Existem vários aspectos que devem ser abordados para facilitar a aceitação social de tecnologias inovadoras e de infraestruturas de apoio no ecossistema da mobilidade aérea, como: segurança, ruído, impacto ambiental e privacidade. Tudo feito sob o mantra “transparência é fundamental”.

Uma segunda preocupação é com a interação com a sociedade. Qualquer que seja o tamanho da cidade, conduzir o processo de aceitação social ou da definição dos novos serviços tem, obrigatoriamente, de passar por uma etapa de interlocução com a sociedade. Associação Comercial e Industrial, clubes de serviço, entidades classistas, todos os que demandam mobilidade urbana devem ser, de uma forma ou outra, ouvidos, quer seja por enquetes presenciais, quer seja através de questionários on line.

Tendo sido iniciadas as operações de UAM deve haver um esforço para divulgar os ganhos com a mobilidade aérea, como o menor tempo para atendimento a emergências ou a redução dos níveis de ruído.
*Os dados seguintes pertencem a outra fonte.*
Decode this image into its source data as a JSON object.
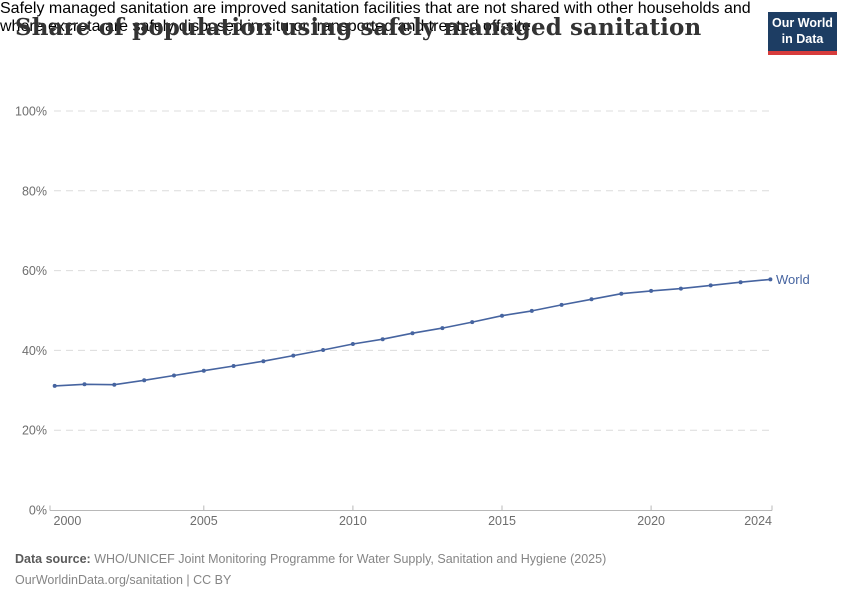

Uma possibilidade é o uso dos mesmos canais de interlocução utilizados quando da prospecção para aceitação social.

A eventual perda de foco na seleção e priorização dos serviços de UAM é minha terceira preocupação. Uma prospecção imperfeita, o excesso de otimismo com a nova tecnologia, ou mesmo uma venda inadequada da UAM para a sociedade (tipo “vai acabar com os congestionamentos”) compromete o pleno desenvolvimento e absorção da nova tecnologia.

Tarefa duplamente árdua, pois envolve não só a seleção dos serviços de UAM mas também o sequenciamento da implantação de tais serviços. Muitos locais têm adotado a estratégia de iniciar operações de UAM com os serviços de remoção médica e atendimento a emergências. Em todas as pesquisas de aceitação pública da mobilidade são os serviços que a sociedade tem a maior percepção de benefício. Pode parecer uma estratégia de baixo risco, mas deve ser avaliada com muito cuidado pois uma frustação de expectativas compromete todo o processo de implantação dos serviços.

Por fim, mas não menos importante, é a integração da UAM no planejamento da mobilidade das cidades. O Brasil dispõe de uma Política Nacional de Mobilidade Urbana (Lei 12.587 / 2012) objetivando a integração entre os diferentes modos de transporte e a melhoria da acessibilidade e mobilidade das pessoas e cargas nas cidades. Um dos mais importantes instrumentos previstos na Lei 12.587 é o Plano de Mobilidade Urbana (PlanMob), que orienta a política de mobilidade das cidades. Sem a inclusão da mobilidade aérea no PlanMob fica comprometido um dos pilares da mobilidade – a integração do planejamento do transporte com o planejamento do uso do solo, e a mobilidade aérea não se desenvolverá de forma a atender as necessidades da sociedade.

E como ficam todas estas ponderações no caso das cidades inteligentes? Uma cidade inteligente é aquela comprometida com o desenvolvimento urbano e a transformação digital sustentáveis. Faz uso intensivo da tecnologia para promover o letramento digital, a governança e a gestão. E, como já exposto anteriormente, a Mobilidade Aérea Urbana é uma tecnologia disruptiva, que vai além da tecnologia da aviação, envolvendo planejamento de mobilidade e desenvolvimento urbano. Há então uma sinergia natural entre cidade inteligente e UAM. Por ser uma cidade conectada, a interlocução com a sociedade é muito mais ampla e consistente. Também a seleção, sequenciamento, implantação e acompanhamento dos serviços e da infraestrutura de UAM são processos mais eficientes. E a propulsão elétrica dos veículos de mobilidade aérea vai ao encontro do compromisso da sustentabilidade ambiental destas cidades. Resumindo, a cidade inteligente é o ambiente ideal para a implantação da mobilidade aérea urbana.